Political Theology and the Politics of Time
My ‘Postsecular History’ book project seeks to revisit and revise the theological and political character of periodization by tracing powerful efforts to divide time into past, present, and future, and by critiquing political partitions of history into the Ancient, Medieval, Modern, and Postmodern. In it I develop a critique of theopolitical periodization, specifically concerning the proclamation of novelty and succession in the prefix ‘post’ that precedes the ‘postsecular.’
My work is based on the notion that contemporary approaches to both the meaning of history and the experience of passing time continue to follow patterns that are simultaneously political and theological.

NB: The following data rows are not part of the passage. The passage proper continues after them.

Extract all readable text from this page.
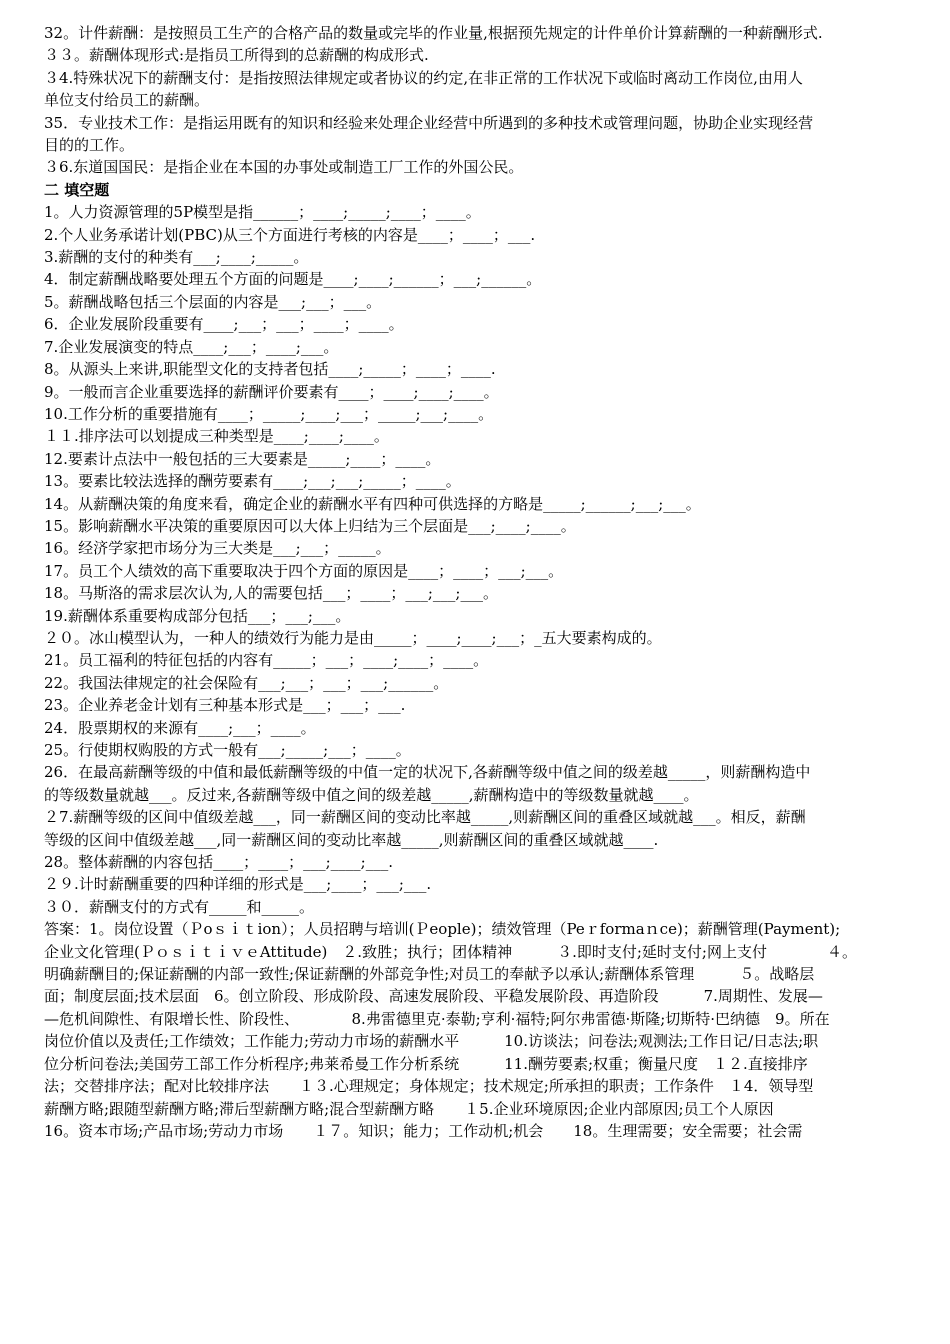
32。计件薪酬：是按照员工生产的合格产品的数量或完毕的作业量,根据预先规定的计件单价计算薪酬的一种薪酬形式.
３３。薪酬体现形式:是指员工所得到的总薪酬的构成形式.
３4.特殊状况下的薪酬支付：是指按照法律规定或者协议的约定,在非正常的工作状况下或临时离动工作岗位,由用人
单位支付给员工的薪酬。
35．专业技术工作：是指运用既有的知识和经验来处理企业经营中所遇到的多种技术或管理问题，协助企业实现经营
目的的工作。
３6.东道国国民：是指企业在本国的办事处或制造工厂工作的外国公民。
二 填空题
1。人力资源管理的5P模型是指______；____;_____;____；____。
2.个人业务承诺计划(PBC)从三个方面进行考核的内容是____；____；___.
3.薪酬的支付的种类有___;____;_____。
4．制定薪酬战略要处理五个方面的问题是____;____;______；___;______。
5。薪酬战略包括三个层面的内容是___;___；___。
6．企业发展阶段重要有____;___；___；____；____。
7.企业发展演变的特点____;___；____;___。
8。从源头上来讲,职能型文化的支持者包括____;_____；____；____.
9。一般而言企业重要选择的薪酬评价要素有____；____;____;____。
10.工作分析的重要措施有____；_____;____;___；_____;___;____。
１１.排序法可以划提成三种类型是____;____;____。
12.要素计点法中一般包括的三大要素是_____;____；____。
13。要素比较法选择的酬劳要素有____;___;___;_____；____。
14。从薪酬决策的角度来看，确定企业的薪酬水平有四种可供选择的方略是_____;______;___;___。
15。影响薪酬水平决策的重要原因可以大体上归结为三个层面是___;____;____。
16。经济学家把市场分为三大类是___;___；_____。
17。员工个人绩效的高下重要取决于四个方面的原因是____；____；___;___。
18。马斯洛的需求层次认为,人的需要包括___；____；___;___;___。
19.薪酬体系重要构成部分包括___；___;___。
２０。冰山模型认为，一种人的绩效行为能力是由_____；____;____;___；_五大要素构成的。
21。员工福利的特征包括的内容有_____；___；____;____；____。
22。我国法律规定的社会保险有___;___；___；___;______。
23。企业养老金计划有三种基本形式是___；___；___.
24．股票期权的来源有____;___；____。
25。行使期权购股的方式一般有___;_____;___；____。
26．在最高薪酬等级的中值和最低薪酬等级的中值一定的状况下,各薪酬等级中值之间的级差越_____，则薪酬构造中
的等级数量就越___。反过来,各薪酬等级中值之间的级差越_____,薪酬构造中的等级数量就越____。
２7.薪酬等级的区间中值级差越___，同一薪酬区间的变动比率越_____,则薪酬区间的重叠区域就越___。相反，薪酬
等级的区间中值级差越___,同一薪酬区间的变动比率越_____,则薪酬区间的重叠区域就越____.
28。整体薪酬的内容包括____；____；___;____;___.
２９.计时薪酬重要的四种详细的形式是___;____；___;___.
３０．薪酬支付的方式有_____和_____。
答案：1。岗位设置（Ｐoｓｉｔion）；人员招聘与培训(Ｐeople)；绩效管理（Peｒformaｎce)；薪酬管理(Payment);
企业文化管理(ＰｏｓｉｔｉｖｅAttitude)　２.致胜；执行；团体精神　　　３.即时支付;延时支付;网上支付　　　　４。
明确薪酬目的;保证薪酬的内部一致性;保证薪酬的外部竞争性;对员工的奉献予以承认;薪酬体系管理　　　５。战略层
面；制度层面;技术层面　6。创立阶段、形成阶段、高速发展阶段、平稳发展阶段、再造阶段　　　7.周期性、发展—
—危机间隙性、有限增长性、阶段性、　　　　8.弗雷德里克·泰勒;亨利·福特;阿尔弗雷德·斯隆;切斯特·巴纳德　9。所在
岗位价值以及责任;工作绩效；工作能力;劳动力市场的薪酬水平　　　10.访谈法；问卷法;观测法;工作日记/日志法;职
位分析问卷法;美国劳工部工作分析程序;弗莱希曼工作分析系统　　　11.酬劳要素;权重；衡量尺度　１２.直接排序
法；交替排序法；配对比较排序法　　１３.心理规定；身体规定；技术规定;所承担的职责；工作条件　１4．领导型
薪酬方略;跟随型薪酬方略;滞后型薪酬方略;混合型薪酬方略　　１5.企业环境原因;企业内部原因;员工个人原因
16。资本市场;产品市场;劳动力市场　　１７。知识；能力；工作动机;机会　　18。生理需要；安全需要；社会需
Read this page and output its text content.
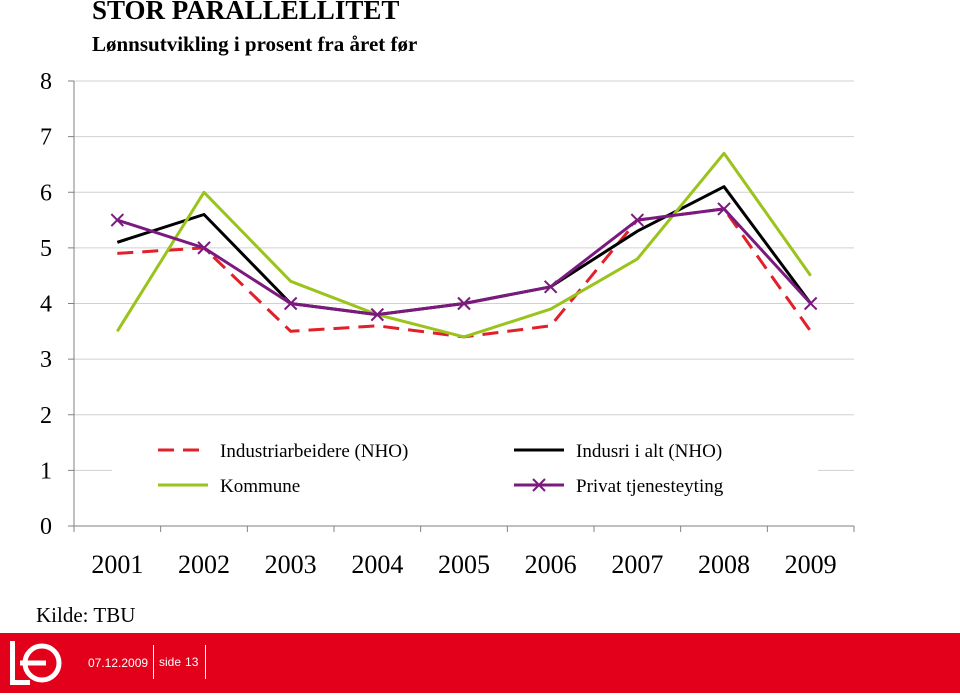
STOR PARALLELLITET
Lønnsutvikling i prosent fra året før
0
1
2
3
4
5
6
7
8
2001 2002 2003 2004 2005 2006 2007 2008 2009
Industriarbeidere (NHO)	Indusri i alt (NHO)
Kommune	Privat tjenesteyting
Kilde: TBU
07.12.2009 side 13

Even after the postsecular turn and its critiques of Christianity, religion, and secularity, divisions of historical and autobiographical time continue to be formed by providential narratives that mediate experience and expectation and economize time through movements from promise to fulfilment.
In light of the persistently theological characteristics of time and history, this project recasts the politics of time in terms provided by political theology by revisiting debates in the historiography of the Radical Reformation (Political Theology, 2018) and early Enlightenment (Studies in Religion, 2017), re-examining the politics of autobiographical periodization in Nietzsche and Augustine (Telos, 2019), and investigating the technological mediations of time in postmodernity (rhizomes, 2018).